I wanted to highlight his response because it stood in stark contrast from what I heard during U.S. Senator Ted Cruz’s (R-TX) Rally for Religious Liberty the night before.
“No, no they should not,” Christie answered. “Listen we have a system of laws in this country. Those laws need to be followed. The fact is that religious organizations should be protected from having to do anything that violates their religious beliefs as a religious organization. That should be protected. But other businesses who want to do business should be able to do business under the laws of our country.”
“When I take an oath of office as Governor I promise to enforce the laws of the state of New Jersey, not the laws I like or the laws that I agree with, but all the laws and if we don’t want to have a country of men and women but a country of laws where everyone is treated equally that’s what we need to do so religious organizations absolutely should be protected.

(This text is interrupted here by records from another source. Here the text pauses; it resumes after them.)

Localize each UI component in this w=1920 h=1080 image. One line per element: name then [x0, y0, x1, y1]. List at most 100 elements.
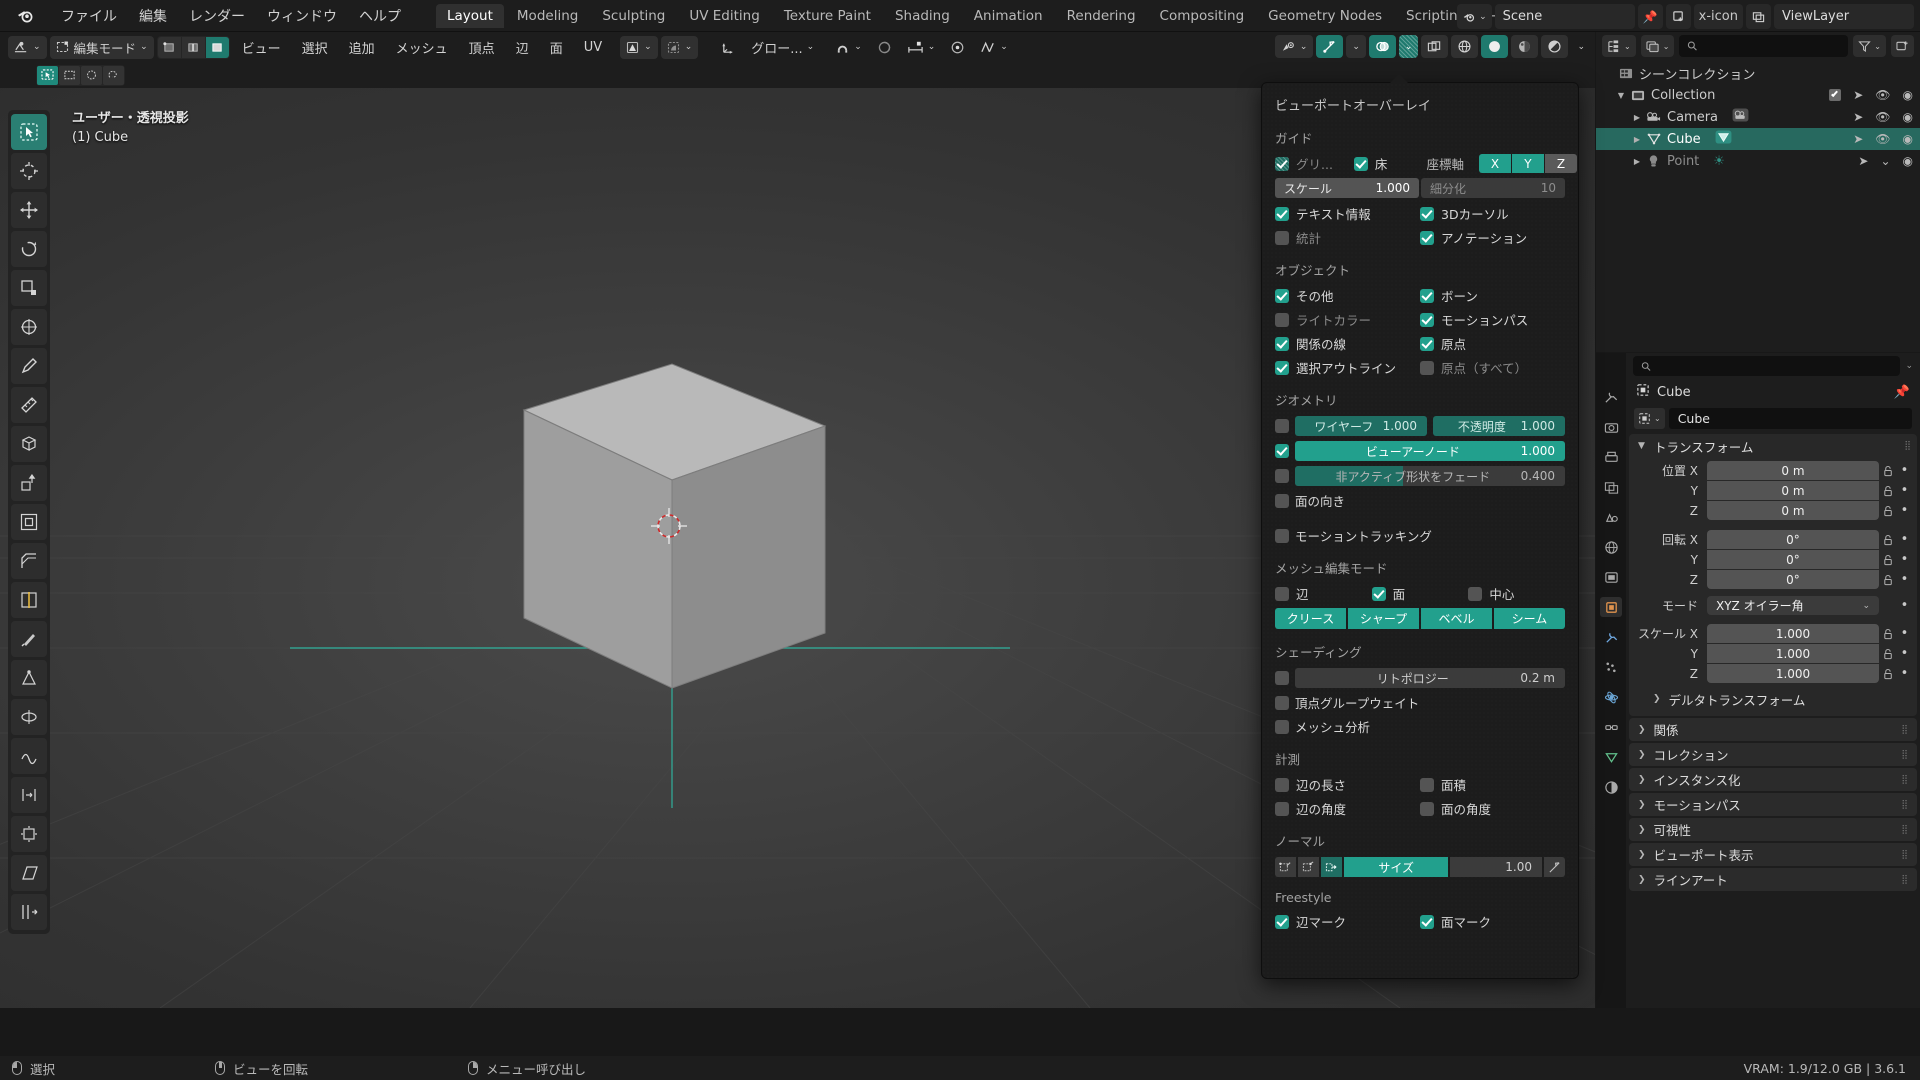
panel-grip[interactable]: ⣿ [1901, 850, 1909, 860]
shading-material-icon[interactable] [1511, 35, 1539, 58]
axis-y-toggle[interactable]: Y [1511, 154, 1544, 173]
properties-tab-render[interactable] [1600, 417, 1622, 437]
mirror-options-icon[interactable]: ⌄ [974, 36, 1014, 59]
location-x-value[interactable]: 0 m [1707, 461, 1879, 480]
spin-tool[interactable] [11, 699, 47, 735]
filter-id-icon[interactable]: ⌄ [1640, 35, 1675, 57]
properties-tab-collection[interactable] [1600, 567, 1622, 587]
hide-icon[interactable]: 👁 [1875, 110, 1890, 124]
mode-selector[interactable]: 編集モード ⌄ [49, 35, 154, 59]
object-type-visibility-icon[interactable]: ⌄ [1274, 35, 1314, 58]
tweak-tool[interactable] [11, 114, 47, 150]
mesh-edge-row[interactable]: 辺 [1275, 584, 1372, 603]
location-z-value[interactable]: 0 m [1707, 501, 1879, 520]
properties-tab-constraints[interactable] [1600, 717, 1622, 737]
outliner-search-input[interactable] [1679, 35, 1849, 57]
edge-length-checkbox[interactable] [1275, 777, 1289, 792]
statistics-row[interactable]: 統計 [1275, 228, 1420, 247]
selectable-icon[interactable]: ➤ [1853, 132, 1863, 146]
gizmo-dropdown-icon[interactable]: ⌄ [1346, 35, 1366, 58]
tweak-select-tool-button[interactable] [37, 65, 58, 85]
pin-icon[interactable]: 📌 [1894, 385, 1910, 400]
lock-icon[interactable] [1879, 648, 1898, 660]
wireframe-slider[interactable]: ワイヤーフ 1.000 [1295, 416, 1427, 436]
split-normals-icon[interactable] [1298, 857, 1319, 877]
properties-tab-scene[interactable] [1600, 507, 1622, 527]
animate-dot-icon[interactable]: • [1898, 483, 1911, 498]
panel-instancing[interactable]: ❯ インスタンス化 ⣿ [1629, 768, 1917, 791]
panel-visibility[interactable]: ❯ 可視性 ⣿ [1629, 818, 1917, 841]
outline-selected-checkbox[interactable] [1275, 360, 1289, 375]
move-tool[interactable] [11, 192, 47, 228]
rotation-mode-dropdown[interactable]: XYZ オイラー角 ⌄ [1707, 596, 1879, 615]
freestyle-edge-marks-checkbox[interactable] [1275, 914, 1289, 929]
scale-z-value[interactable]: 1.000 [1707, 664, 1879, 683]
annotations-checkbox[interactable] [1420, 230, 1434, 245]
face-area-row[interactable]: 面積 [1420, 775, 1565, 794]
new-collection-icon[interactable] [1891, 35, 1914, 57]
edge-select-mode-button[interactable] [181, 36, 205, 58]
transform-orientation-dropdown[interactable]: グロー... ⌄ [745, 36, 820, 59]
motion-paths-row[interactable]: モーションパス [1420, 310, 1565, 329]
selectable-icon[interactable]: ➤ [1858, 154, 1868, 168]
mesh-analysis-checkbox[interactable] [1275, 719, 1289, 734]
light-colors-row[interactable]: ライトカラー [1275, 310, 1420, 329]
origins-all-row[interactable]: 原点（すべて） [1420, 358, 1565, 377]
expand-arrow-collection[interactable]: ▼ [1614, 91, 1628, 100]
hide-icon[interactable]: 👁 [1875, 88, 1890, 102]
statistics-checkbox[interactable] [1275, 230, 1289, 245]
lock-icon[interactable] [1879, 505, 1898, 517]
bones-checkbox[interactable] [1420, 288, 1434, 303]
mesh-data-icon[interactable] [1715, 130, 1732, 148]
smooth-tool[interactable] [11, 738, 47, 774]
menu-help[interactable]: ヘルプ [348, 3, 412, 29]
animate-dot-icon[interactable]: • [1898, 532, 1911, 547]
edge-slide-tool[interactable] [11, 777, 47, 813]
add-cube-tool[interactable] [11, 426, 47, 462]
proportional-edit-icon[interactable] [871, 36, 898, 59]
workspace-tab-layout[interactable]: Layout [436, 3, 504, 28]
face-orientation-checkbox[interactable] [1275, 493, 1289, 508]
cursor-3d-checkbox[interactable] [1420, 206, 1434, 221]
inset-faces-tool[interactable] [11, 504, 47, 540]
editor-type-icon[interactable]: ⌄ [8, 35, 47, 59]
face-area-checkbox[interactable] [1420, 777, 1434, 792]
freestyle-face-marks-checkbox[interactable] [1420, 914, 1434, 929]
lock-icon[interactable] [1879, 628, 1898, 640]
transform-orientation-icon[interactable] [715, 36, 742, 59]
mesh-edge-checkbox[interactable] [1275, 586, 1289, 601]
workspace-tab-texture-paint[interactable]: Texture Paint [773, 4, 882, 28]
properties-search-field[interactable] [1657, 360, 1893, 372]
rotation-z-value[interactable]: 0° [1707, 570, 1879, 589]
panel-line-art[interactable]: ❯ ラインアート ⣿ [1629, 868, 1917, 891]
outliner-row-scene-collection[interactable]: シーンコレクション [1596, 62, 1920, 84]
gizmo-icon[interactable] [1316, 35, 1344, 58]
mesh-face-checkbox[interactable] [1371, 586, 1386, 601]
box-select-tool-button[interactable] [59, 65, 80, 85]
render-icon[interactable]: ◉ [1903, 110, 1913, 124]
rotation-y-value[interactable]: 0° [1707, 550, 1879, 569]
cursor-3d-row[interactable]: 3Dカーソル [1420, 204, 1565, 223]
panel-grip[interactable]: ⣿ [1904, 441, 1912, 451]
view-layer-name-field[interactable]: ViewLayer [1774, 4, 1914, 29]
panel-grip[interactable]: ⣿ [1901, 875, 1909, 885]
blender-logo-icon[interactable] [14, 5, 36, 27]
falloff-icon[interactable]: ⌄ [901, 36, 942, 59]
edge-angle-checkbox[interactable] [1275, 801, 1289, 816]
viewer-node-slider[interactable]: ビューアーノード 1.000 [1295, 441, 1565, 461]
loop-cut-tool[interactable] [11, 582, 47, 618]
scene-selector-icon[interactable]: ⌄ [1457, 4, 1492, 29]
overlays-dropdown-icon[interactable]: ⌄ [1398, 35, 1419, 58]
delete-scene-icon[interactable]: x-icon [1693, 4, 1743, 29]
normals-size-value-field[interactable]: 1.00 [1450, 857, 1542, 877]
vertex-group-weights-row[interactable]: 頂点グループウェイト [1275, 693, 1565, 712]
freestyle-edge-marks-row[interactable]: 辺マーク [1275, 912, 1420, 931]
viewport-menu-uv[interactable]: UV [575, 37, 611, 58]
outliner-row-point[interactable]: ▶ Point ☀ ➤ ⌄ ◉ [1596, 150, 1920, 172]
location-y-value[interactable]: 0 m [1707, 481, 1879, 500]
bevel-tool[interactable] [11, 543, 47, 579]
outliner-row-camera[interactable]: ▶ Camera ➤ 👁 ◉ [1596, 106, 1920, 128]
funnel-icon[interactable]: ⌄ [1853, 35, 1886, 57]
edge-length-row[interactable]: 辺の長さ [1275, 775, 1420, 794]
cursor-tool[interactable] [11, 153, 47, 189]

Everyone should be freely able to practice their religion the way they see fit, but businesses should not be allowed to discriminate no,” Christie added.

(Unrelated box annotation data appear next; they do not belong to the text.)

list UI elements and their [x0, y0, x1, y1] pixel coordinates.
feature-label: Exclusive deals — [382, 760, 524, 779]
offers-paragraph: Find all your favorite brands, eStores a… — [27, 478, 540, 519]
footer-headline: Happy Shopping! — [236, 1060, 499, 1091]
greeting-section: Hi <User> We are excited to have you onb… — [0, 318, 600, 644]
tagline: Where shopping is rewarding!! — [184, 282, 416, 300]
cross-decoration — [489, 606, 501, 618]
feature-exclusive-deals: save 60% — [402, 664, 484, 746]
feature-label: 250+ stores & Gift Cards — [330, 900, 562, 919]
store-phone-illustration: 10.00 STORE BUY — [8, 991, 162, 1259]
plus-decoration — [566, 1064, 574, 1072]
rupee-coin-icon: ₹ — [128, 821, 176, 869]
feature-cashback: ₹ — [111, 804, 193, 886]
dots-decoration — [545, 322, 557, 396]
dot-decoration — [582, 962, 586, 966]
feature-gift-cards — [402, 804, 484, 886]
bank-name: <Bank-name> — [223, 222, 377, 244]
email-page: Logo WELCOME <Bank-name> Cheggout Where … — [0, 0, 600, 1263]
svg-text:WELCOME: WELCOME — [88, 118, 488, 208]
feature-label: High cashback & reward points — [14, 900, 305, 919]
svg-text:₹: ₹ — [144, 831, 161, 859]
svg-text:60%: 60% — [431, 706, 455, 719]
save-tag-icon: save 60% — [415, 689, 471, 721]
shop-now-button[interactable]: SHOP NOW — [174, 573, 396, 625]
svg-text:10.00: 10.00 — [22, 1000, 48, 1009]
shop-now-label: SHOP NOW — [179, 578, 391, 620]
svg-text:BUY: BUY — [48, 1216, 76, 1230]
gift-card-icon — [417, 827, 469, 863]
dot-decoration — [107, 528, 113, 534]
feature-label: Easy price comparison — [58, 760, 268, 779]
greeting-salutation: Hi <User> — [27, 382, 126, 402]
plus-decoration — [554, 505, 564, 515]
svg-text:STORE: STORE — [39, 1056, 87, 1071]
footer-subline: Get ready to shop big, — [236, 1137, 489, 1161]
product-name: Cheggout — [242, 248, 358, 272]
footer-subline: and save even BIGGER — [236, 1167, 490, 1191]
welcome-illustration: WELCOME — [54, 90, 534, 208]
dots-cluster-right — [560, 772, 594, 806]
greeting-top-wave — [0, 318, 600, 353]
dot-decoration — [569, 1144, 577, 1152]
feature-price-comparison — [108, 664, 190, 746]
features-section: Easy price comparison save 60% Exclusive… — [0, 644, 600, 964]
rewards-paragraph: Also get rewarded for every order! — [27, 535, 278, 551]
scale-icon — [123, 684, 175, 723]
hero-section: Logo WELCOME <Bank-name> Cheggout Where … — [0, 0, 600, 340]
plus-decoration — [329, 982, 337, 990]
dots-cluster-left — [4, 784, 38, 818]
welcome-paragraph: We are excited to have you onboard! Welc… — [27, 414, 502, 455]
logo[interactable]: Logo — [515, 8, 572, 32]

There are two primary problems with this point of view. First Christie doesn’t appear to grasp the difference between discriminating against a person and objecting to a message or practice. Dick and Betty Odgaard had served homosexuals at Gortz Haus in Grimes, IA on numerous occasions. When they declined to host a same-sex marriage ceremony their problem was not with the person who asked. Their problem was with the ceremony which would require them to participate in an event they felt violated their religious conscience
Similarly Melissa Klein, a baker in Oregon who was given a massive fine because she declined to make a wedding cake for a same-sex wedding ceremony as it violated her religious beliefs. This was a repeat customer whom she had served before. The problem again in this instance wasn’t the person – she’s served that same customer before, it was the event.
One last example, Blaine Adamson who owns a T-Shirt company. Adamson was asked to make t-shirts for the Lexington, KY gay pride festival. He declined. The problem wasn’t with the customer as he would have made t-shirts for a different event for them. The problem was the message. The complaint against Adamson was later dismissed.

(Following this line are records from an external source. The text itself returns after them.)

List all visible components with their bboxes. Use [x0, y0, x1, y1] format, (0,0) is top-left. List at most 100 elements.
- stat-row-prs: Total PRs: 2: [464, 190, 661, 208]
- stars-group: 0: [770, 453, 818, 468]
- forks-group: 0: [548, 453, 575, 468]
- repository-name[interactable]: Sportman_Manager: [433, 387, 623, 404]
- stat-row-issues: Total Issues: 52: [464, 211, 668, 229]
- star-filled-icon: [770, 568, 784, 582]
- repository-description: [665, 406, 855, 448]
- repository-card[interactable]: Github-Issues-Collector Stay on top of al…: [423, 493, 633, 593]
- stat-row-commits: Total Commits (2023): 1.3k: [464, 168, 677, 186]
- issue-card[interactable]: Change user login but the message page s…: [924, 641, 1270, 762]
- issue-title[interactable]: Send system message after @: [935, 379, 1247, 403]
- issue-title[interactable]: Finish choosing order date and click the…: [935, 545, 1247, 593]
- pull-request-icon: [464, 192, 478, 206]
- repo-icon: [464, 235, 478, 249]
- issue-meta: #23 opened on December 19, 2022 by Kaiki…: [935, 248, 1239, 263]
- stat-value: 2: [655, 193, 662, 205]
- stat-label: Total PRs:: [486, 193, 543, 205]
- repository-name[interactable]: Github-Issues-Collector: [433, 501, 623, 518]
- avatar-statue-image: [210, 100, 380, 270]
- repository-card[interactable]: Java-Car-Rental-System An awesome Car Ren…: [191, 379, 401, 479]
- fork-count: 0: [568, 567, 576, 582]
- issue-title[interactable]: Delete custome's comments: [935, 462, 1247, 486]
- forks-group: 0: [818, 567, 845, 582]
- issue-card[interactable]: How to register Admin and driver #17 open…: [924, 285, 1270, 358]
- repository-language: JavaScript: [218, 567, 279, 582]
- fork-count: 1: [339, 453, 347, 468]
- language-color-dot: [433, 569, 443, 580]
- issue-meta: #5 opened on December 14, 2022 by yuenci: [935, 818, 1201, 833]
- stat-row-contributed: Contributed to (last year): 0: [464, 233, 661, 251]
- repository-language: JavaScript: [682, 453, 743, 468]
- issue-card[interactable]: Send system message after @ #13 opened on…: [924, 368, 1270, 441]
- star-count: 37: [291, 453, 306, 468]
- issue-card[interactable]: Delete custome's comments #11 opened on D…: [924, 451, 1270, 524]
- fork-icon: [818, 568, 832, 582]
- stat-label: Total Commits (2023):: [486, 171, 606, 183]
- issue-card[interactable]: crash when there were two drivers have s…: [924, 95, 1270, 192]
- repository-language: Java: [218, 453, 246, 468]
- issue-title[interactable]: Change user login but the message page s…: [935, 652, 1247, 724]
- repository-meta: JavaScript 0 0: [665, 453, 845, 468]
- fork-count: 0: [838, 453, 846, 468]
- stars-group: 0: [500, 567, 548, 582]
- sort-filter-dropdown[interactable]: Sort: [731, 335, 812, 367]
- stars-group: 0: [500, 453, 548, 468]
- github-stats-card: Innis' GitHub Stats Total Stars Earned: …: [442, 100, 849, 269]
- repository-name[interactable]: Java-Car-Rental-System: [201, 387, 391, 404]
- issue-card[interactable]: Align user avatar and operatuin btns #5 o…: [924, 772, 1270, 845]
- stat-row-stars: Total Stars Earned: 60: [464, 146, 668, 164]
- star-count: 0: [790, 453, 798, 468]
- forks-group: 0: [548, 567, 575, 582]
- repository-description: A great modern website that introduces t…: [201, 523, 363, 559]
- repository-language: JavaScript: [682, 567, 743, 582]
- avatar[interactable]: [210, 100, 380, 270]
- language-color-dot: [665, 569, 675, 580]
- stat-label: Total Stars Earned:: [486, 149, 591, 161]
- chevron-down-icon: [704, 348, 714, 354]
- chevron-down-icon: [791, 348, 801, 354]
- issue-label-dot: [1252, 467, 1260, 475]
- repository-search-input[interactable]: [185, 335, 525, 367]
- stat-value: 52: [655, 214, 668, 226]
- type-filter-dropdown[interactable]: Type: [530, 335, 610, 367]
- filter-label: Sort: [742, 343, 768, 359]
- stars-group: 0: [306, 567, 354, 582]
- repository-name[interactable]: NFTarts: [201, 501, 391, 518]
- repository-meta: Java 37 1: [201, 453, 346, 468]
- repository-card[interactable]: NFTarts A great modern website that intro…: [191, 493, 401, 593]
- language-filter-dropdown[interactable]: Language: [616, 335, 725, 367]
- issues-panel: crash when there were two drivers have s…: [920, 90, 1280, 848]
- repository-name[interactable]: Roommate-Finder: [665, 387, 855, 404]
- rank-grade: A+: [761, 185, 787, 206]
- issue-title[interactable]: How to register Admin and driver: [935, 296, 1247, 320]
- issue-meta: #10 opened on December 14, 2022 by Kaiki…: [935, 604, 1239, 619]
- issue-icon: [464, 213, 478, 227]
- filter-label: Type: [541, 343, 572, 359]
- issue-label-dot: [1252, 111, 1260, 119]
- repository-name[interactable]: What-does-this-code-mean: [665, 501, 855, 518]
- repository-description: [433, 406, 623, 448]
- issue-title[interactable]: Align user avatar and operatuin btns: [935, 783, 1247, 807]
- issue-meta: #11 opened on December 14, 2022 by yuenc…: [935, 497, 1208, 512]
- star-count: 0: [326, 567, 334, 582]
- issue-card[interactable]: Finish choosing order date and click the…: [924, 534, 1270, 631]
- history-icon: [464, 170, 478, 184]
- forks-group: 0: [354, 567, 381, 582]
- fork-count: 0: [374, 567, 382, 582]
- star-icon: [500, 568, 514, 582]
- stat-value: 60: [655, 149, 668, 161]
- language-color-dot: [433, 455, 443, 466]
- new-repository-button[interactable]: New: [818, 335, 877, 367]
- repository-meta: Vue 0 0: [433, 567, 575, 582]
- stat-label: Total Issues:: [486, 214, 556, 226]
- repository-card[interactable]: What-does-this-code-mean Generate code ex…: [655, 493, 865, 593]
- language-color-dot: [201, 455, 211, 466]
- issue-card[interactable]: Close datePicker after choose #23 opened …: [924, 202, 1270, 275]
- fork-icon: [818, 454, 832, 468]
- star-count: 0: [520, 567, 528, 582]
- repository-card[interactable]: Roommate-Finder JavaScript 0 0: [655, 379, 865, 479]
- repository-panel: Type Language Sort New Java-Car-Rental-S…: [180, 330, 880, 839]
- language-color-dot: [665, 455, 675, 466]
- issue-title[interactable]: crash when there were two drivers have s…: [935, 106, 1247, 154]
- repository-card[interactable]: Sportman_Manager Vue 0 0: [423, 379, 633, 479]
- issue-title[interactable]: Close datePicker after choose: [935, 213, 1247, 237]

Frankly I don’t think it’s good business practice or loving for Christians business owners to deny goods, services, employment (provided it’s not a religious organization whose mission would be compromised) or housing because of someone’s sexual orientation. That isn’t what we are talking about. If he made that distinction I personally would not have any qualms with that, but the only distinction he made was for religious organizations (by the way, that is not an endorsement of LGBT folks being a protected class).
Should a black-owned t-shirt company be forced to make t-shirts for a KKK rally? Should a Jewish baker be forced to decorate a cake with a swastika? The common sense answer is no.
Second, Christie’s position does not respect true freedom of religion, but what he seems to advocate is a freedom of worship. He said, “people should be able to practice their religion as they see fit,” except if they are a business owner. Granted there are always consequences when people of faith take a stand on marriage, but those should be free market consequences, not government sanctions and fines.
Protecting religious organizations doesn’t go far enough.